The Saragossa Manuscript in Albarracín
I bought this book more than 10 years ago but my reading list is so long I haven't got round to starting it until now. Its author Jan Potocki (1761-1815) was a profoundly interesting character with a productive and adventurous life. But his many achievements and remarkable exploits didn't make him happy in the end, as he shot himself with a silver bullet fashioned from the knob of his sugar bowl...
The Manuscript Found in Saragossa is the longest book I've read for many years, 631 pages of very small print, but I'm flying through it because the momentum of the story is so great. Actually by 'story' I mean stories, as the novel is a complex interlinking of dozens of separate tales... Some of these tales are extremely strange and not a little daft, exactly the sort of literature I like best, and the colourful characters who relate them are also strange and daft, especially the mad geometer Don Pedro de Velásquez who tries to create a mathematical system to describe all human emotions!

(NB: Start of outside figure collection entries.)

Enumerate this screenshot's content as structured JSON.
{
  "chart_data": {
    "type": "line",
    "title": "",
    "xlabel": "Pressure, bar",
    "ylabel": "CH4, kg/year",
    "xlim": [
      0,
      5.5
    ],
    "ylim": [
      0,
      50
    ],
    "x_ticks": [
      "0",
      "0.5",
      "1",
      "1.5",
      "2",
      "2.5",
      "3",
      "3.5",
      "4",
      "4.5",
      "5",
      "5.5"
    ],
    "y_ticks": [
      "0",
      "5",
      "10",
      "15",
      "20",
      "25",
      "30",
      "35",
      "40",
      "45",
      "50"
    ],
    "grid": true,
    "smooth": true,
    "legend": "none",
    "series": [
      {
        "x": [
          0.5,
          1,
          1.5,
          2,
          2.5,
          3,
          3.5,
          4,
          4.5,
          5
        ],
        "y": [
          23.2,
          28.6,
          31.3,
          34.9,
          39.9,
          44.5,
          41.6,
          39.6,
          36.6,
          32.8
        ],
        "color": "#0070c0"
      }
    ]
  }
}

Potocki's writing is somehow naive and knowing at the same time: there are many ironies and tricks. His book reminds me slightly of Maturin's Melmoth the Wanderer, which I read when I was younger, but is far superior to it. Potocki is less dry than Maturin and much more playful. I started reading this book in the village of Albarracín and in the surrounding mountains and it was nice to know that I was finally getting to grips with it not far from Saragossa itself, though actually the book is set in many different locations, including the Sierra Morena, the Alpujarras, Madrid, Burgos, Italy, Portugal, etc.